瞬は、宿泊研修のときに少し話した程度のクラスメイト。
何か話題はないかと探して思い浮かぶのは、
「瞬と有咲は幼なじみなんだよね。いつから好きだったの?」
有咲のことしかない。
2人が付き合っていることは、有咲から聞いた。
最初は、いつの間にそんなことになっていたの!?と驚いた。
それまで有咲は瞬を遠ざけていると思っていたから。
でも思い返せば、心あたりはたくさんある。
ガードが固いと言われる瞬が有咲にだけはやたら構うし、遠ざけているわりに有咲は瞬を気にしている様子だったし。
「昔からかな。
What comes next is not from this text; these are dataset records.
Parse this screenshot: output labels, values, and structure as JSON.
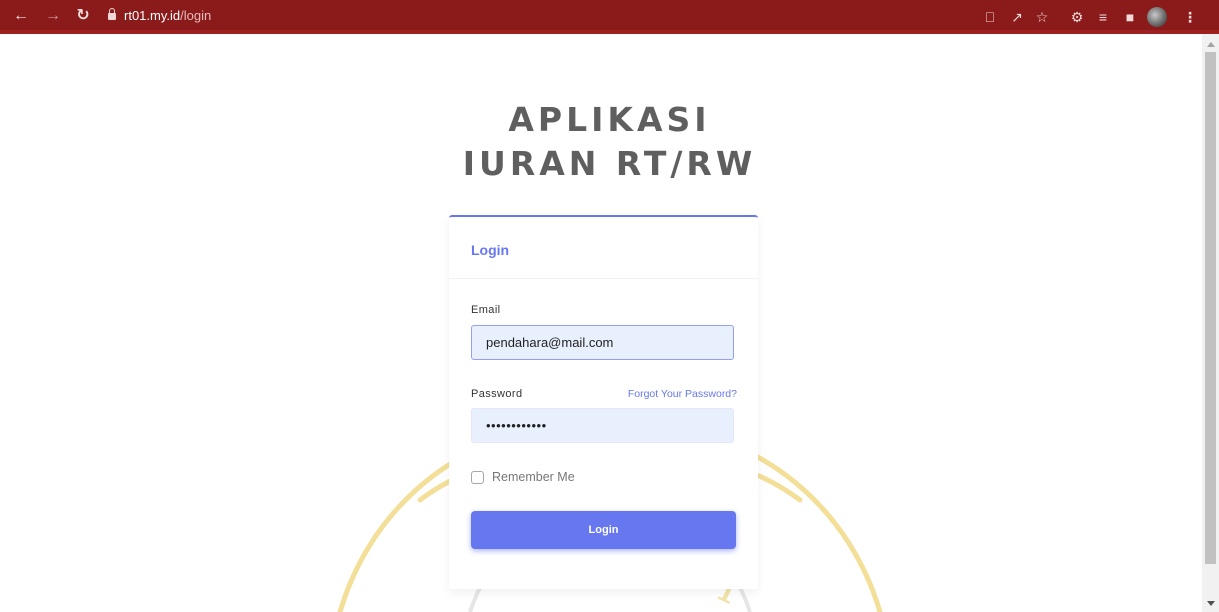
{
  "browser": {
    "url_host": "rt01.my.id",
    "url_path": "/login",
    "icons": [
      "back-icon",
      "forward-icon",
      "reload-icon",
      "lock-icon",
      "key-icon",
      "share-icon",
      "star-icon",
      "extensions-icon",
      "reading-list-icon",
      "side-panel-icon",
      "profile-avatar",
      "menu-icon"
    ]
  },
  "page": {
    "title_line1": "APLIKASI",
    "title_line2": "IURAN RT/RW"
  },
  "login": {
    "heading": "Login",
    "email_label": "Email",
    "email_value": "pendahara@mail.com",
    "password_label": "Password",
    "forgot_link": "Forgot Your Password?",
    "password_value": "••••••••••••",
    "remember_label": "Remember Me",
    "submit_label": "Login"
  },
  "colors": {
    "browser_bar": "#8b1a1a",
    "accent": "#6777ef",
    "title_text": "#5f5f5f",
    "input_bg": "#e8f0fe",
    "watermark": "#f4e3a0"
  }
}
……でも、気づいたのはわりと最近」
「へぇ。自覚がなかったってこと?」
「まあそんなとこ。そのせいでかなり遠回りした」
瞬は小さく苦笑いを見せた。
後悔とも懐古とも取れない微妙な表情。……珍しい。
“遠回り”に何かしらの深い意味があることは、その表情から簡単に読み取れる。
「今つき合えてるならいいんじゃない?」
「前向きに捉えると、そうなるな」
深入りも深掘りもするつもりはないけれど、なんとなく励ましの言葉をかけずにはいられなかった。
結果オーライという言葉に、瞬はやっぱり微妙な表情をちらつかせた。